I know people like to claim or think that tech support folks don’t like people. But that just isn’t true. They just  don’t like you.

How to piss off tech support, part infinity

When you are contacting us for support, because you’re working on a site for one of our clients, here are some tips on how to piss off the very people you’re asking for help.

Open a ticket saying you can’t upload to an application you’ve installed. Don’t include any other information. We love trying to figure out what the hell you’ve done to break something that’s been working just fine, and love even more rechecking ownership of and permissions on files, and tracking back through the logs.

While we’re working on that, open yet another ticket saying the site is entirely down.
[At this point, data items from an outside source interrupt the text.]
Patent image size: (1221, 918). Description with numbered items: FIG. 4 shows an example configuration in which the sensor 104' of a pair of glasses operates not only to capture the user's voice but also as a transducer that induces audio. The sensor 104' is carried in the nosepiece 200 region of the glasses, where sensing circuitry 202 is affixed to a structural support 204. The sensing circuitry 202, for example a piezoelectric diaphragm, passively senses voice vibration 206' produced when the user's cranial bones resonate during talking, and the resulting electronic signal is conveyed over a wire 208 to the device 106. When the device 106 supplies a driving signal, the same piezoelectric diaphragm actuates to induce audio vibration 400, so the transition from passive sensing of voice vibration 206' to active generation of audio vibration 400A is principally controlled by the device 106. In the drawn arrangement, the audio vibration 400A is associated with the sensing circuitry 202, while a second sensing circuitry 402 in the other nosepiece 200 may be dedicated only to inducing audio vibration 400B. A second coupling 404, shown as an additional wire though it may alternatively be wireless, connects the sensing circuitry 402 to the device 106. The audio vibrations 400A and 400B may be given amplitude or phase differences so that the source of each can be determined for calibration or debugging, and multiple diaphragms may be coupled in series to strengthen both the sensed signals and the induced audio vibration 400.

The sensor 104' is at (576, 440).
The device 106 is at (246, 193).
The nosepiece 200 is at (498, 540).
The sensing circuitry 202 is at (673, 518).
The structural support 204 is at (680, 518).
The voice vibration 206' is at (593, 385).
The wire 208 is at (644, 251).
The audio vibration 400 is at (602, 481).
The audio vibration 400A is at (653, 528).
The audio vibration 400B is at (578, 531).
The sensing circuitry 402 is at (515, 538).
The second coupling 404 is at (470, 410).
When we look at it, the site is in fact down, because it can’t establish a database connection. That seems odd, since the site has been working just fine. Until…

After we tell you the problem is the configuration file and the credentials the file is trying to use to connect are incorrect, tell us you haven’t changed anything. Except, oh, you changed the password for the main account user.

When we repair the configuration file to use valid and proper credentials, and then tell you that if you change little, minor things like, oh, PASSWORDS, you need to update configuration files that use those passwords, ask us how you’re supposed to change the file without FTP or control panel access. This will surely make us ask you what the hell you’re talking about because you just told us you were in the control panel and changed the password, and this has nothing to do with us correcting a database configuration file. Ergo, you should be able to do whatever it is you need to do, since presumably you were just in the control panel doing whatever it is you were doing.

An HOUR later, complain that you still can’t access FTP or the control panel. Since both are working fine, and the site is working just fine because we repaired things, this will make us even happier as we go hunting through the logs only to find you locked yourself out – and locked out the actual client as well, since you’re at their location – by continually attempting to log in with an incorrect password. A password that you changed from the control panel. A password that you should know. You kept trying to log in with an obviously incorrect password instead of stopping and just contacting us, which triggered the firewall.

When we tell you what you’ve done – without pointing out the definition of futility, I might add – and then tell you we unblocked your IP and reset the password, respond with a request to rest the password to “changeme”. Nothing delights us like easily guessed, massively insecure passwords.

And finally, when we tell you that we’re not resetting the password to that, give us a snotty “Fine.” followed by a haughty “I want it on the record” that you find our response insufficient and too slow. This despite the fact that the entirety of the issue, start to finish, was created by you, and it took you an HOUR to respond to something we managed to reply to in exactly seven minutes.

All of this will certainly ensure that we put you at the top of the douchebag list, and further will ensure that we let the client know – because they also contacted us about the site being down – exactly why everything was a mess. There was insufficiency going on here, that is certain. It is equally certain that it had nothing whatsoever to do with us.